The reason we conjure some underyling claim $Z$ is that users belief in $Z$, $P(Z)$, is not the same as $P(B)$. To upvote $B$, users need not only accept $Z$ as true, but also as relevant and informative. This means that the probability of upvoting B is some fraction of the probability of believing $Z$. Namely

$$ \begin{aligned} P(B) = r \times P(Z) \end{aligned} $$

Where $r$ is between 0 and 1.

So if users change their belief in $Z$ (e.g. by considering note $C$), they may increase their probability of upvoting $B$, but not by as much as they increase their belief in $Z$.

So if $P(B)$ is only 1%, then $P(Z)$ is only $r\times1%$. So post $B$ increased $Z$ by at most 1 percentage point. It seems hard to believe that such a small increase in $Z$ would have a large increase in $A$.

And in fact, our intuitions here are validated by math, and the rules of Bayesian belief updating. Given any two propositions such as $Z$ and $A$, the probability of one is a linear function of the other probability of the other. Per something called Jeffrey’s Rule, a Bayesian reasoner with beliefs $P(A)$ acquires information that has no other effect than to increase their belief in $Z$ from $P(Z)$ to $P’(Z)$ their posterior $P’(A)$ will be:

$$ \begin{aligned} P’(A) = P(A \vert not\ Z) + R(A,Z)\times P’(A) \end{aligned} $$

Where

$$ \begin{aligned} R(A,Z) = P(A|Z) - P(A|not\ Z) \end{aligned} $$

I call the quantity $R(A,Z)$ the relevance of $Z$ to $A$, and discuss this in more depth in my articles on Bayesian Argumentation

It is easy to see that $R(A,Z)$ will be between 0 and 1. This means that considering post $B$ causes $P(Z)$ moves from $z0$ to $z1$, then $P(A)$ will move to $R(A,Z)*(z1 - z0)$. So if $B$ changes $Z$ by less than 1%, $A$ will change by less than 1%.

In our second scenario, $B$ increased $Z$ by 44 percentage points. So if our assumptions about user behavior is correct, this scenario is not realistic, and which means that we fortunately may be unlikely to see it in our data.

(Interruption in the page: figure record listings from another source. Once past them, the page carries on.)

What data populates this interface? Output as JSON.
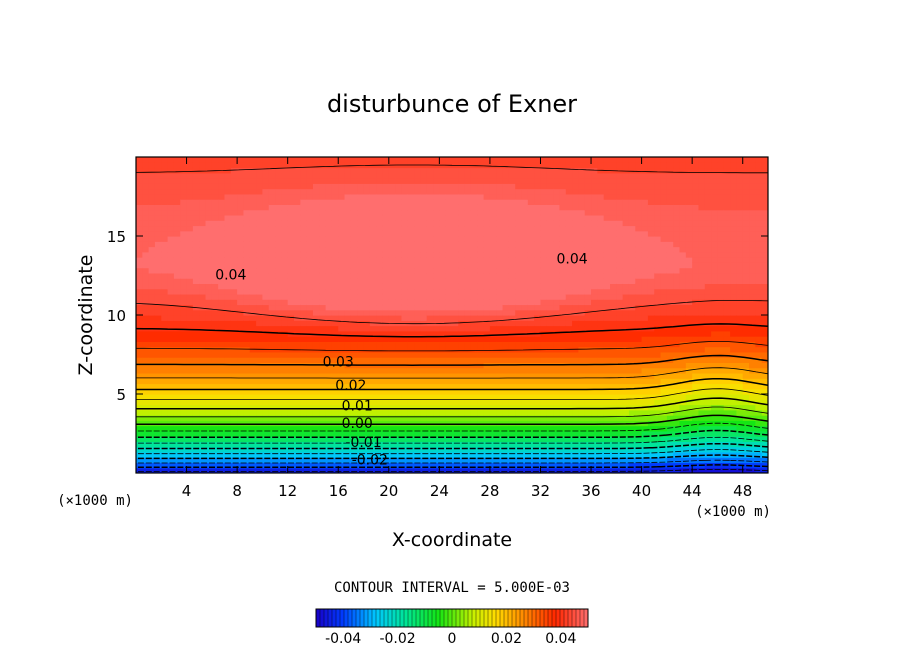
{
  "chart_data": {
    "type": "contour",
    "title": "disturbunce of Exner",
    "xlabel": "X-coordinate",
    "ylabel": "Z-coordinate",
    "x_unit": "(×1000 m)",
    "z_unit": "(×1000 m)",
    "xlim": [
      0,
      50
    ],
    "ylim": [
      0,
      20
    ],
    "x_ticks": [
      4,
      8,
      12,
      16,
      20,
      24,
      28,
      32,
      36,
      40,
      44,
      48
    ],
    "y_ticks": [
      5,
      10,
      15
    ],
    "contour_interval_text": "CONTOUR INTERVAL = 5.000E-03",
    "contour_interval": 0.005,
    "contour_labels": [
      {
        "text": "0.04",
        "x": 7.5,
        "z": 12.5
      },
      {
        "text": "0.04",
        "x": 34.5,
        "z": 13.5
      },
      {
        "text": "0.03",
        "x": 16,
        "z": 7.0
      },
      {
        "text": "0.02",
        "x": 17,
        "z": 5.5
      },
      {
        "text": "0.01",
        "x": 17.5,
        "z": 4.2
      },
      {
        "text": "0.00",
        "x": 17.5,
        "z": 3.1
      },
      {
        "text": "-0.01",
        "x": 18,
        "z": 1.9
      },
      {
        "text": "-0.02",
        "x": 18.5,
        "z": 0.8
      }
    ],
    "value_range": [
      -0.05,
      0.05
    ],
    "colorbar_ticks": [
      "-0.04",
      "-0.02",
      "0",
      "0.02",
      "0.04"
    ],
    "colorbar_tick_values": [
      -0.04,
      -0.02,
      0,
      0.02,
      0.04
    ],
    "negative_contours": "dashed",
    "max_region": {
      "x_center": 22,
      "z_center": 13.5,
      "approx_value": 0.046
    }
  }
}
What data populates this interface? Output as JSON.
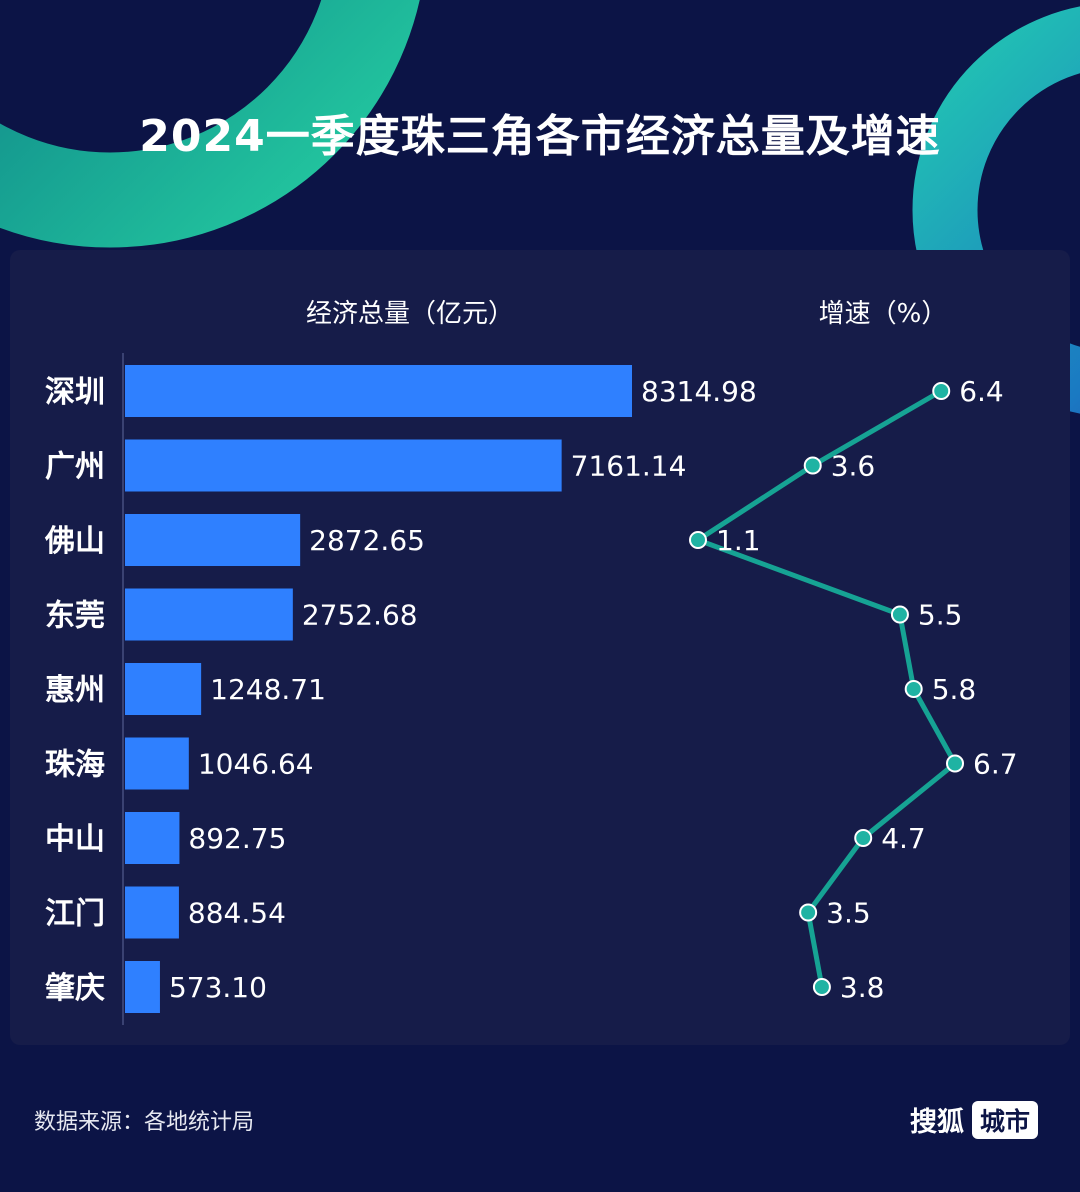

But unfortunately, we probably will sometimes see scenarios resulting in impossible probabilities. First, because our assumptions may be wrong. And second, because randomness. Our estimates of the various probabilities that go into our support formula is based on vote tallies, which are random samples from the “true” probability distributions, and so errors in these estimates can cause them to fall outside the limits of our assumptions.

So what do we do about this? Well my first thought is that a we could use Bayesian methods here and estimate the various probabilities using MCMC or something.

But for now we could just assume that our estimates will usually fall within a reasonable range, and if the estimate is 100% we could just cut it off at 100%.